Another important means of identifying criminals – that of fingerprinting – was also not used in the Jack the Ripper police investigation. Indeed, the idea that a person’s fingerprints might be used to connect them with a crime was not an established piece of police procedure.
The usefulness of fingerprint impressions to a criminal investigation had only emerged in 1880 when Dr Henry Faulds (1843 – 1930), a Scottish physician working at the Tsukiji Hospital in Tokyo, published a letter in the British scientific journal Nature.
In the letter he wrote of his interest in the finger impressions left behind on fragments of ancient pottery and wondered if fingerprints might not be a possible means of identification.
In response, Sir William Herschel (1833 – 1917) - who at the time was Chief Administrative Officer of the Hooghly district of Bengal, India - reported that he had been using thumb impressions to identify illiterate prisoners and workers in the course of his official duties.
The interest sparked by the Nature article led Sir Francis Galton (1822-1911) to undertake the first completely scientific appraisal of fingerprints in the course of which he corresponded with Herschel who won him over to the possibility of identification by fingerprints.
Galton’s research laid the ground work for Sir Edward Henry, who was appointed Inspector General of Police in Bengal in 1891, to devise a workable classification for fingerprints and, in 1896, he instructed the police forces under his command to adopt dactyloscopy (the term then used for fingerprinting) as the routine procedure for registering the identity of criminals.

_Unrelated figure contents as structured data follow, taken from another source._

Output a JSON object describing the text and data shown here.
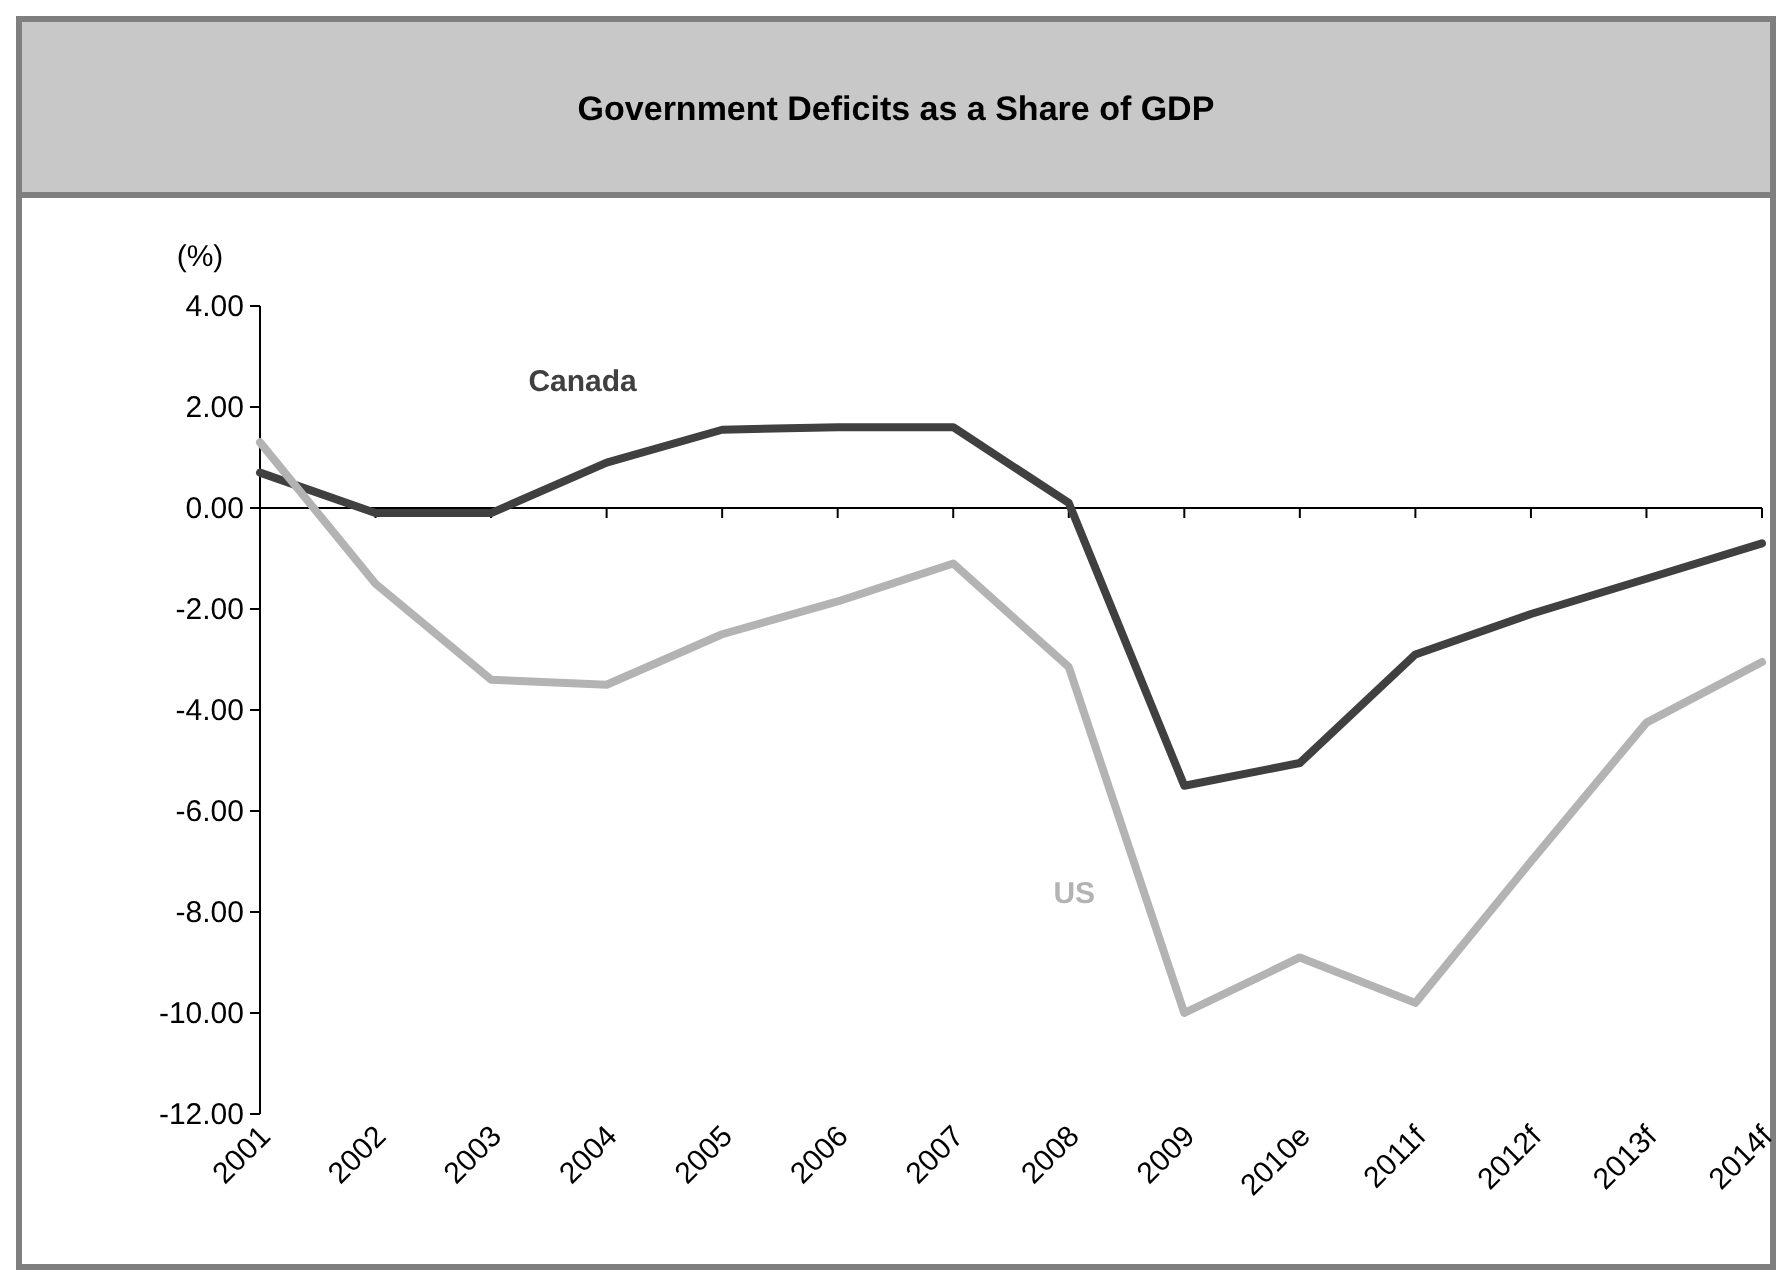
{
  "chart_data": {
    "type": "line",
    "title": "Government Deficits as a Share of GDP",
    "ylabel": "(%)",
    "categories": [
      "2001",
      "2002",
      "2003",
      "2004",
      "2005",
      "2006",
      "2007",
      "2008",
      "2009",
      "2010e",
      "2011f",
      "2012f",
      "2013f",
      "2014f"
    ],
    "series": [
      {
        "name": "Canada",
        "color": "#404040",
        "values": [
          0.7,
          -0.1,
          -0.1,
          0.9,
          1.55,
          1.6,
          1.6,
          0.1,
          -5.5,
          -5.05,
          -2.9,
          -2.1,
          -1.4,
          -0.7
        ]
      },
      {
        "name": "US",
        "color": "#b3b3b3",
        "values": [
          1.3,
          -1.5,
          -3.4,
          -3.5,
          -2.5,
          -1.85,
          -1.1,
          -3.15,
          -10.0,
          -8.9,
          -9.8,
          -7.0,
          -4.25,
          -3.05
        ]
      }
    ],
    "ylim": [
      -12,
      4
    ],
    "yticks": [
      {
        "value": -12,
        "label": "-12.00"
      },
      {
        "value": -10,
        "label": "-10.00"
      },
      {
        "value": -8,
        "label": "-8.00"
      },
      {
        "value": -6,
        "label": "-6.00"
      },
      {
        "value": -4,
        "label": "-4.00"
      },
      {
        "value": -2,
        "label": "-2.00"
      },
      {
        "value": 0,
        "label": "0.00"
      },
      {
        "value": 2,
        "label": "2.00"
      },
      {
        "value": 4,
        "label": "4.00"
      }
    ],
    "marker": "none",
    "line_style": "solid"
  }
}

The success of the new method was immediate and, as a result, the rate of criminal identification in India improved dramatically.
In 1901 Henry was appointed Assistant Commissioner of the Metropolitan Police and began implementing his new fingerprint system.
On September 13th 1902 Harry Jackson, a labourer, was jailed for seven years for having stolen some billiard balls from a house in Denmark Hill in London.
The police had discovered some fingerprints on some wet paint on a window ledge and, having called in the Metropolitan Police Fingerprint Bureau, were able to match the left thumb to Jackson who was duly prosecuted and, having been found guilty, achieved the distinction of being the first person in Britain to be convicted on fingerprint evidence.
However, not everyone was impressed with this new breakthrough, as is evidence by a letter to The Times from "A Disgusted Magistrate" who opined that "...Scotland Yard, once known as the world's finest police organisation, will be the laughing stock of Europe it if insists on trying to trace criminals by odd ridges on their skins."
Three years later, in 1905, the two Stratton Brothers, Alfred and Albert, were successfully prosecuted and hanged for the murders of paint shop owner Thomas Farrow and his wife Anne on the strength of a thumbprint found on the shop's metal cash box. As a result Henry’s system of fingerprinting became an accepted part of police procedure around the world.
But all this was in the future for the detectives who were hunting Jack the Ripper in 1888.
Denied the advantages of forensic science and fingerprinting, they were forced to adopt a more (if you'll pardon the pun!) hands on approach to their investigation which combined local intelligence with sheer, hard investigative work.